ARD-Korrespondent über das Nein zu Hilfe für Schlecker-Mitarbeiter "FDP sucht Weg aus der demoskopischen Todeszone"
Warum hat die FDP die Transfergesellschaft für Schlecker-Beschäftigte verhindert? Sie hofft auf den Opel-Effekt, meint ARD-Korrespondent Jochen Graebert im Interview. Als der damalige Wirtschaftsminister Brüderle Opel-Hilfen ablehnte, half das der Partei - doch das sehe, so Graebert, dieses Mal vermutlich anders aus.
tagesschau.de: Alle sind sauer auf die FDP. Warum haben sich die Liberalen gegen Transfergesellschaften und damit gegen Ihre Koalitionspartner entschieden?
Jochen Graebert: Die Kritiker sagen: aus Verzweiflung. Die FDP steckt in einer Existenzkrise und nutzt jede Chance, um das eigene Profil zu schärfen. Die Liberalen hoffen dabei auf den Opel-Effekt, auf den Beifall, den der damalige Wirtschaftsminister Rainer Brüderle erhielt, als er dem Autobauer Staatshilfen verweigerte. Nun ist Schlecker nicht Opel. Hinter dem Autobauer stand ein US-Konzern, bei Schlecker ist das nicht der Fall. Wirklich populär ist die Weigerung, den Verkäuferinnen von Schlecker zu helfen, ja nun auch nicht. An der Wahlurne wird sich das vermutlich nicht auszahlen. Das weiß natürlich auch die FDP und insofern muss man ihr auch zugestehen, dass sie ihrer Linie treu geblieben ist, wonach der Staat nicht für Pleite-Unternehmen geradestehen soll.
tagesschau.de: Ist denn die Strategie "Das eigene Profil schärfen" der richtige Weg für die Liberalen?
Graebert: Aus Sicht der Liberalen offenbar schon. Sie sagen: In der Union mag ja manch einer geglaubt haben, dass eine FDP mit drei Prozent pflegeleichter sein werde als eine mit 14 Prozent. Aber offenbar ist das Gegenteil der Fall. Das hat man bei der Bundespräsidenten-Auswahl gesehen, beim Streit über die Vorratsdatenspeicherung und nun auch im Fall Schlecker. Die FDP kämpft um ihr Überleben, und da ist ihr das Profil allemal wichtiger als ein vergiftetes schwarz-gelbes Koalitionsklima - egal ob auf Länderebene oder im Bund.

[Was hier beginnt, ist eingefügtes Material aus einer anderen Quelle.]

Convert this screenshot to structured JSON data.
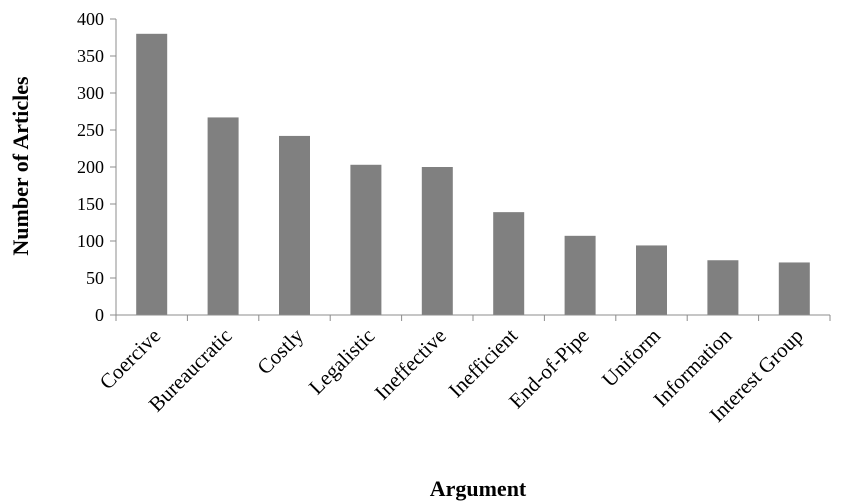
{
  "chart_data": {
    "type": "bar",
    "title": "",
    "xlabel": "Argument",
    "ylabel": "Number of Articles",
    "ylim": [
      0,
      400
    ],
    "yticks": [
      0,
      50,
      100,
      150,
      200,
      250,
      300,
      350,
      400
    ],
    "grid": false,
    "legend": "none",
    "categories": [
      "Coercive",
      "Bureaucratic",
      "Costly",
      "Legalistic",
      "Ineffective",
      "Inefficient",
      "End-of-Pipe",
      "Uniform",
      "Information",
      "Interest Group"
    ],
    "values": [
      380,
      267,
      242,
      203,
      200,
      139,
      107,
      94,
      74,
      71
    ],
    "colors": {
      "bar": "#808080",
      "axis": "#8c8c8c"
    }
  }
}
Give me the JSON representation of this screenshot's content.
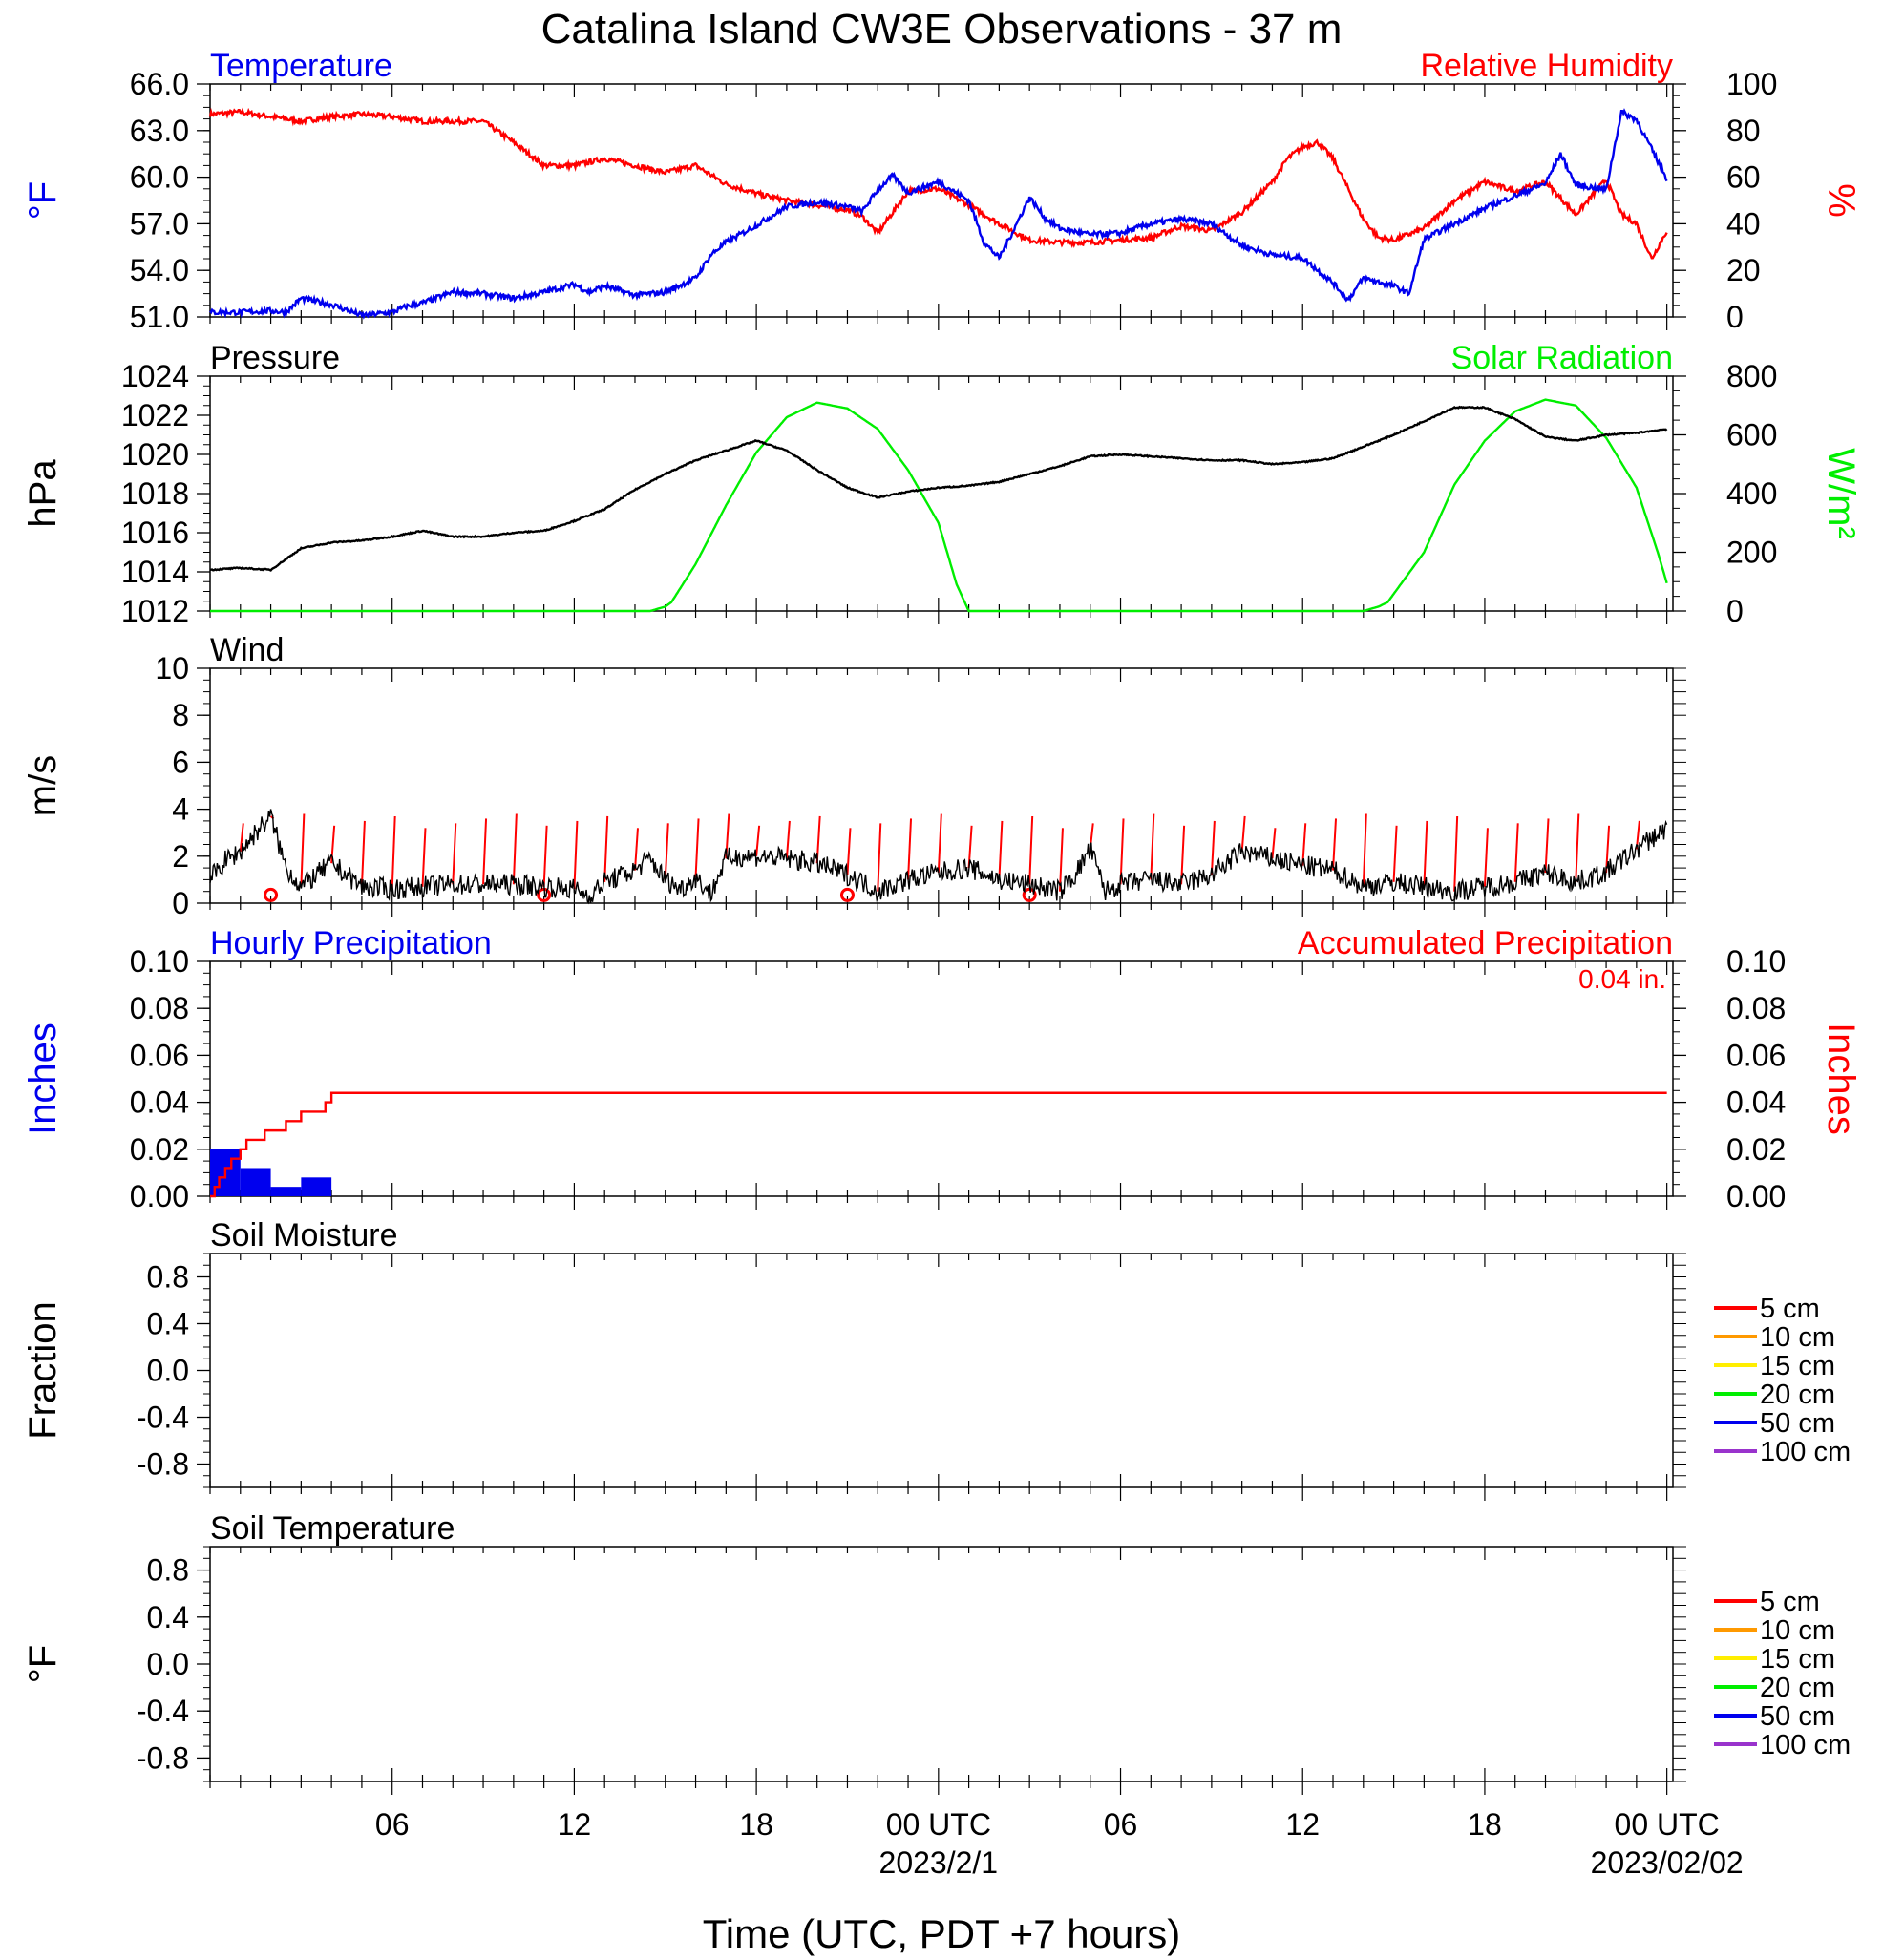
{
  "title": "Catalina Island CW3E Observations - 37 m",
  "x_axis": {
    "label": "Time (UTC, PDT +7 hours)",
    "ticks": [
      {
        "hour": 6,
        "label": "06"
      },
      {
        "hour": 12,
        "label": "12"
      },
      {
        "hour": 18,
        "label": "18"
      },
      {
        "hour": 24,
        "label": "00 UTC",
        "date": "2023/2/1"
      },
      {
        "hour": 30,
        "label": "06"
      },
      {
        "hour": 36,
        "label": "12"
      },
      {
        "hour": 42,
        "label": "18"
      },
      {
        "hour": 48,
        "label": "00 UTC",
        "date": "2023/02/02"
      }
    ]
  },
  "colors": {
    "temperature": "#0000ee",
    "humidity": "#ff0000",
    "pressure": "#000000",
    "solar": "#00ee00",
    "wind": "#000000",
    "wind_barb": "#ff0000",
    "hourly_precip": "#0000ee",
    "accum_precip": "#ff0000"
  },
  "panels": {
    "temp_rh": {
      "left_title": "Temperature",
      "right_title": "Relative Humidity",
      "left_unit": "°F",
      "right_unit": "%",
      "left_ticks": [
        "51.0",
        "54.0",
        "57.0",
        "60.0",
        "63.0",
        "66.0"
      ],
      "right_ticks": [
        "0",
        "20",
        "40",
        "60",
        "80",
        "100"
      ]
    },
    "pressure_solar": {
      "left_title": "Pressure",
      "right_title": "Solar Radiation",
      "left_unit": "hPa",
      "right_unit": "W/m²",
      "left_ticks": [
        "1012",
        "1014",
        "1016",
        "1018",
        "1020",
        "1022",
        "1024"
      ],
      "right_ticks": [
        "0",
        "200",
        "400",
        "600",
        "800"
      ]
    },
    "wind": {
      "left_title": "Wind",
      "left_unit": "m/s",
      "left_ticks": [
        "0",
        "2",
        "4",
        "6",
        "8",
        "10"
      ]
    },
    "precip": {
      "left_title": "Hourly Precipitation",
      "right_title": "Accumulated Precipitation",
      "total_label": "0.04 in.",
      "left_unit": "Inches",
      "right_unit": "Inches",
      "left_ticks": [
        "0.00",
        "0.02",
        "0.04",
        "0.06",
        "0.08",
        "0.10"
      ],
      "right_ticks": [
        "0.00",
        "0.02",
        "0.04",
        "0.06",
        "0.08",
        "0.10"
      ]
    },
    "soil_moisture": {
      "left_title": "Soil Moisture",
      "left_unit": "Fraction",
      "left_ticks": [
        "-0.8",
        "-0.4",
        "0.0",
        "0.4",
        "0.8"
      ],
      "legend": [
        {
          "label": "5 cm",
          "color": "#ff0000"
        },
        {
          "label": "10 cm",
          "color": "#ff9900"
        },
        {
          "label": "15 cm",
          "color": "#ffee00"
        },
        {
          "label": "20 cm",
          "color": "#00ee00"
        },
        {
          "label": "50 cm",
          "color": "#0000ee"
        },
        {
          "label": "100 cm",
          "color": "#9933cc"
        }
      ]
    },
    "soil_temp": {
      "left_title": "Soil Temperature",
      "left_unit": "°F",
      "left_ticks": [
        "-0.8",
        "-0.4",
        "0.0",
        "0.4",
        "0.8"
      ],
      "legend": [
        {
          "label": "5 cm",
          "color": "#ff0000"
        },
        {
          "label": "10 cm",
          "color": "#ff9900"
        },
        {
          "label": "15 cm",
          "color": "#ffee00"
        },
        {
          "label": "20 cm",
          "color": "#00ee00"
        },
        {
          "label": "50 cm",
          "color": "#0000ee"
        },
        {
          "label": "100 cm",
          "color": "#9933cc"
        }
      ]
    }
  },
  "chart_data": [
    {
      "type": "line",
      "title": "Temperature / Relative Humidity",
      "x_unit": "hours since 2023/1/31 00 UTC",
      "xlim": [
        0,
        48
      ],
      "ylim_left": [
        51,
        66
      ],
      "ylim_right": [
        0,
        100
      ],
      "series": [
        {
          "name": "Temperature",
          "axis": "left",
          "x": [
            0,
            1,
            2,
            2.5,
            3,
            4,
            5,
            6,
            6.5,
            7,
            8,
            9,
            10,
            11,
            12,
            12.5,
            13,
            14,
            15,
            16,
            16.5,
            17,
            18,
            19,
            20,
            21,
            21.5,
            22,
            22.5,
            23,
            24,
            25,
            25.5,
            26,
            26.5,
            27,
            27.5,
            28,
            29,
            30,
            31,
            32,
            33,
            34,
            35,
            36,
            37,
            37.5,
            38,
            39,
            39.5,
            40,
            41,
            42,
            43,
            44,
            44.5,
            45,
            46,
            46.5,
            47,
            48
          ],
          "y": [
            51.3,
            51.3,
            51.4,
            51.3,
            52.2,
            51.8,
            51.1,
            51.3,
            51.7,
            51.9,
            52.6,
            52.5,
            52.2,
            52.6,
            53.1,
            52.6,
            53.0,
            52.4,
            52.6,
            53.5,
            55.0,
            55.8,
            56.9,
            58.1,
            58.4,
            58.1,
            57.8,
            59.2,
            60.1,
            59.0,
            59.7,
            58.5,
            55.8,
            54.8,
            56.7,
            58.7,
            57.4,
            56.7,
            56.3,
            56.4,
            57.0,
            57.3,
            57.0,
            55.6,
            55.0,
            54.8,
            53.2,
            52.1,
            53.5,
            53.0,
            52.5,
            56.0,
            57.0,
            58.0,
            58.8,
            59.6,
            61.5,
            59.5,
            59.2,
            64.2,
            63.7,
            59.9
          ]
        },
        {
          "name": "Relative Humidity",
          "axis": "right",
          "x": [
            0,
            1,
            2,
            3,
            4,
            5,
            6,
            7,
            8,
            9,
            10,
            11,
            12,
            13,
            14,
            15,
            16,
            17,
            18,
            19,
            20,
            21,
            21.5,
            22,
            23,
            24,
            25,
            26,
            27,
            28,
            29,
            30,
            31,
            32,
            33,
            34,
            35,
            35.5,
            36,
            36.5,
            37,
            38,
            38.5,
            39,
            40,
            41,
            42,
            43,
            44,
            45,
            46,
            46.5,
            47,
            47.5,
            48
          ],
          "y": [
            87,
            88,
            86,
            84,
            86,
            87,
            86,
            84,
            84,
            84,
            75,
            65,
            65,
            68,
            65,
            62,
            65,
            57,
            53,
            50,
            48,
            46,
            43,
            36,
            54,
            55,
            48,
            40,
            33,
            32,
            32,
            33,
            34,
            39,
            37,
            45,
            58,
            68,
            73,
            75,
            68,
            42,
            34,
            33,
            38,
            50,
            58,
            54,
            58,
            44,
            59,
            44,
            40,
            25,
            37
          ]
        }
      ]
    },
    {
      "type": "line",
      "title": "Pressure / Solar Radiation",
      "x_unit": "hours since 2023/1/31 00 UTC",
      "xlim": [
        0,
        48
      ],
      "ylim_left": [
        1012,
        1024
      ],
      "ylim_right": [
        0,
        800
      ],
      "series": [
        {
          "name": "Pressure",
          "axis": "left",
          "x": [
            0,
            1,
            2,
            3,
            4,
            5,
            6,
            7,
            8,
            9,
            10,
            11,
            12,
            13,
            14,
            15,
            16,
            17,
            18,
            19,
            20,
            21,
            22,
            23,
            24,
            25,
            26,
            27,
            28,
            29,
            30,
            31,
            32,
            33,
            34,
            35,
            36,
            37,
            38,
            39,
            40,
            41,
            42,
            43,
            44,
            45,
            46,
            47,
            48
          ],
          "y": [
            1014.1,
            1014.2,
            1014.1,
            1015.2,
            1015.5,
            1015.6,
            1015.8,
            1016.1,
            1015.8,
            1015.8,
            1016.0,
            1016.1,
            1016.6,
            1017.2,
            1018.2,
            1019.0,
            1019.7,
            1020.2,
            1020.7,
            1020.2,
            1019.2,
            1018.3,
            1017.8,
            1018.1,
            1018.3,
            1018.4,
            1018.6,
            1019.0,
            1019.4,
            1019.9,
            1020.0,
            1019.9,
            1019.8,
            1019.7,
            1019.7,
            1019.5,
            1019.6,
            1019.8,
            1020.4,
            1021.0,
            1021.7,
            1022.4,
            1022.4,
            1021.8,
            1020.9,
            1020.7,
            1021.0,
            1021.1,
            1021.3
          ]
        },
        {
          "name": "Solar Radiation",
          "axis": "right",
          "x": [
            0,
            14,
            14.5,
            15,
            15.2,
            16,
            17,
            18,
            19,
            20,
            21,
            22,
            23,
            24,
            24.6,
            25,
            26,
            36,
            38,
            38.5,
            38.8,
            40,
            41,
            42,
            43,
            44,
            45,
            46,
            47,
            47.7,
            48
          ],
          "y": [
            0,
            0,
            0,
            15,
            30,
            160,
            360,
            540,
            660,
            710,
            690,
            620,
            480,
            300,
            90,
            0,
            0,
            0,
            0,
            15,
            30,
            200,
            430,
            580,
            680,
            720,
            700,
            590,
            420,
            200,
            95
          ]
        }
      ]
    },
    {
      "type": "line",
      "title": "Wind",
      "x_unit": "hours since 2023/1/31 00 UTC",
      "xlim": [
        0,
        48
      ],
      "ylim": [
        0,
        10
      ],
      "series": [
        {
          "name": "Wind speed",
          "x": [
            0,
            0.5,
            1,
            1.5,
            2,
            2.5,
            3,
            3.5,
            4,
            5,
            6,
            7,
            8,
            9,
            10,
            11,
            12,
            12.5,
            13,
            14,
            14.5,
            15,
            15.5,
            16,
            16.5,
            17,
            17.5,
            18,
            19,
            20,
            21,
            21.5,
            22,
            23,
            24,
            25,
            26,
            27,
            28,
            28.5,
            29,
            29.5,
            30,
            31,
            32,
            33,
            34,
            35,
            36,
            37,
            38,
            39,
            40,
            41,
            42,
            43,
            44,
            45,
            46,
            47,
            48
          ],
          "y": [
            1.0,
            1.8,
            2.2,
            3.0,
            3.7,
            1.5,
            0.7,
            1.2,
            1.7,
            0.7,
            0.6,
            0.7,
            0.8,
            0.8,
            0.8,
            0.7,
            0.6,
            0.3,
            0.9,
            1.4,
            1.9,
            1.0,
            0.6,
            1.1,
            0.4,
            1.9,
            2.0,
            2.0,
            1.9,
            1.7,
            1.2,
            0.9,
            0.5,
            1.0,
            1.3,
            1.5,
            1.0,
            0.8,
            0.5,
            1.2,
            2.3,
            0.5,
            0.8,
            1.0,
            0.8,
            1.2,
            2.2,
            1.9,
            1.6,
            1.4,
            0.7,
            0.9,
            0.7,
            0.5,
            0.7,
            0.9,
            1.3,
            0.9,
            1.3,
            2.3,
            3.2
          ]
        }
      ]
    },
    {
      "type": "bar",
      "title": "Hourly Precipitation / Accumulated Precipitation",
      "x_unit": "hours since 2023/1/31 00 UTC",
      "xlim": [
        0,
        48
      ],
      "ylim": [
        0,
        0.1
      ],
      "series": [
        {
          "name": "Hourly Precipitation",
          "type": "bar",
          "x": [
            0,
            1,
            2,
            3
          ],
          "values": [
            0.02,
            0.012,
            0.004,
            0.008
          ]
        },
        {
          "name": "Accumulated Precipitation",
          "type": "step",
          "x": [
            0,
            0.15,
            0.3,
            0.5,
            0.7,
            0.85,
            1.0,
            1.2,
            1.5,
            1.8,
            2.1,
            2.5,
            3.0,
            3.5,
            3.8,
            4.0,
            48
          ],
          "y": [
            0,
            0.004,
            0.008,
            0.012,
            0.016,
            0.016,
            0.02,
            0.024,
            0.024,
            0.028,
            0.028,
            0.032,
            0.036,
            0.036,
            0.04,
            0.044,
            0.044
          ]
        }
      ]
    },
    {
      "type": "line",
      "title": "Soil Moisture",
      "xlim": [
        0,
        48
      ],
      "ylim": [
        -1,
        1
      ],
      "series": []
    },
    {
      "type": "line",
      "title": "Soil Temperature",
      "xlim": [
        0,
        48
      ],
      "ylim": [
        -1,
        1
      ],
      "series": []
    }
  ]
}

tagesschau.de: Sie haben den Überlebenskampf angesprochen. Zuletzt fuhren die Liberalen im Saarland ein verheerendes Ergebnis von gerade mal 1,2 Prozent ein, sind also dort schon eine Splitterpartei. Gibt es überhaupt noch eine Chance auf Besserung?
Graebert: Für die FDP kommt es jetzt darauf an, aus der demoskopischen Todeszone herauszukommen. Die besteht darin, dass Wähler bei einer Partei mit so niedrigen Umfragewerten Angst haben, für diese Partei zu stimmen. Sie befürchten, dass ihre Stimme verschenkt sein könnte. Diese Spirale nach unten muss die FDP durchbrechen. Die Werte von vier Prozent, die die Liberalen derzeit bei Umfragen in Nordrhein-Westfalen und Schleswig-Holstein erzielen, sind da zumindest ein kleiner Hoffnungsschimmer - mehr aber nicht.